A safe and nurturing environment is essential for the well-being and healthy development of children, especially in adverse settings. Research shows that poverty and community violence are risk factors that often co-occur and have a lasting effect on a child’s development, increasing stress that can impair brain development and damage the nervous and immune systems.
Children living in situations of chronic poverty and violence are at increased risk of physical and mental impacts related to toxic stress.
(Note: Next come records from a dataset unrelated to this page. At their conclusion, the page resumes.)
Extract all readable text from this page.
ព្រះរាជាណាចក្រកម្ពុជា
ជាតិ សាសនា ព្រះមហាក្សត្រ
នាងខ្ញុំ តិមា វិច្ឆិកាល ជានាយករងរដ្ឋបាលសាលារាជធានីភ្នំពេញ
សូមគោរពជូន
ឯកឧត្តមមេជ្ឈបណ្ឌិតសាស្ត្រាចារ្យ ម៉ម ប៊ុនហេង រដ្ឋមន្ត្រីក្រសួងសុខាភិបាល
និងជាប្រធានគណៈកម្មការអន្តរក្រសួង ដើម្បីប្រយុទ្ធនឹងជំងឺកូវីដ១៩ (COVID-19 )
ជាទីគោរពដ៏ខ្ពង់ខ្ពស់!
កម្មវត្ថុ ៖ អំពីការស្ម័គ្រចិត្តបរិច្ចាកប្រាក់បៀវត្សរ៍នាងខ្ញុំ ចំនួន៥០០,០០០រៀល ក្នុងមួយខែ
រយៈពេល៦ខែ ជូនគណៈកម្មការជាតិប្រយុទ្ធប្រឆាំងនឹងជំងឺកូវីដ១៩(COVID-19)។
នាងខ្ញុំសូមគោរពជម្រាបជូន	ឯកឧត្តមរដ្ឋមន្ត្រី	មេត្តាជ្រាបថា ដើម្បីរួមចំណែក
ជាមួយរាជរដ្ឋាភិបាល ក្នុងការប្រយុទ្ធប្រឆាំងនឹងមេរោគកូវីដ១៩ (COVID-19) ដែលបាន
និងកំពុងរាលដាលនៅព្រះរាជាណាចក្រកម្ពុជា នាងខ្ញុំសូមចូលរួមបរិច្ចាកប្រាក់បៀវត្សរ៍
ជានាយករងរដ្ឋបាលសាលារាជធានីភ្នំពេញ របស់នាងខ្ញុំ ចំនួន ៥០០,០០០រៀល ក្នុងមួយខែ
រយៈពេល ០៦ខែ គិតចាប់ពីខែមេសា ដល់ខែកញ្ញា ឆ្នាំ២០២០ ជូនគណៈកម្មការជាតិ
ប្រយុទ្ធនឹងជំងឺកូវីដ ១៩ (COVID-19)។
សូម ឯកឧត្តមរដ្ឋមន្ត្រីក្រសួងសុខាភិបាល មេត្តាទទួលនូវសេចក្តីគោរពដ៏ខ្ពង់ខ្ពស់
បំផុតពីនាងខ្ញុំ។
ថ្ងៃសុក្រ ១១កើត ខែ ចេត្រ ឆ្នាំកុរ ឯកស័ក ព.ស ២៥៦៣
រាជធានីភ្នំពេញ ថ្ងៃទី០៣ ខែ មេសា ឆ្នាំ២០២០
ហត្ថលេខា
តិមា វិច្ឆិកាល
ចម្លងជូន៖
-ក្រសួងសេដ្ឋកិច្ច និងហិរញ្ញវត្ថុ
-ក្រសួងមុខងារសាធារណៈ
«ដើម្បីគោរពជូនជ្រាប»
In the Colombian region of Chocó, where serious challenges remain in the current post-conflict context, violence against children is common with 99.4% of caregivers reporting having used physical violence to discipline children.
In conflict settings, with extreme levels of poverty, unemployment, crime and violence, parent and caregiver support can play a crucial role in reducing the use of physical punishment against children, as illustrated by the International Child Development Programme (ICDP) in Colombia.
VIOLENCE AGAINST CHILDREN
Six months after the parenting program was complete, violence against children was reported to have decreased by 40.7%
MENTAL HEALTH ISSUES
The parenting programming helped to decrease mental health issues of parents and caregivers from 22.4% to 5.1%
High levels of violence in the community, logistical and administrative issues related to community poverty, and internet connection failures all added to challenges in achieving timely and standardized data collection.
In the caregiver survey, one of the questions had not been properly understood by the participants, requiring this data to be left out from the study. The might have been due to the lack of experience among the participants with using scales and to think in abstract terms. Future research in high-risk contexts should consider using scales with concrete, accessible language.
During the survey collection, many participants sent other family members to fill out questionnaires, which might be linked to poverty and violence-related issues. Future research should strive to reach the same respondents throughout the interview process so as not to lose data.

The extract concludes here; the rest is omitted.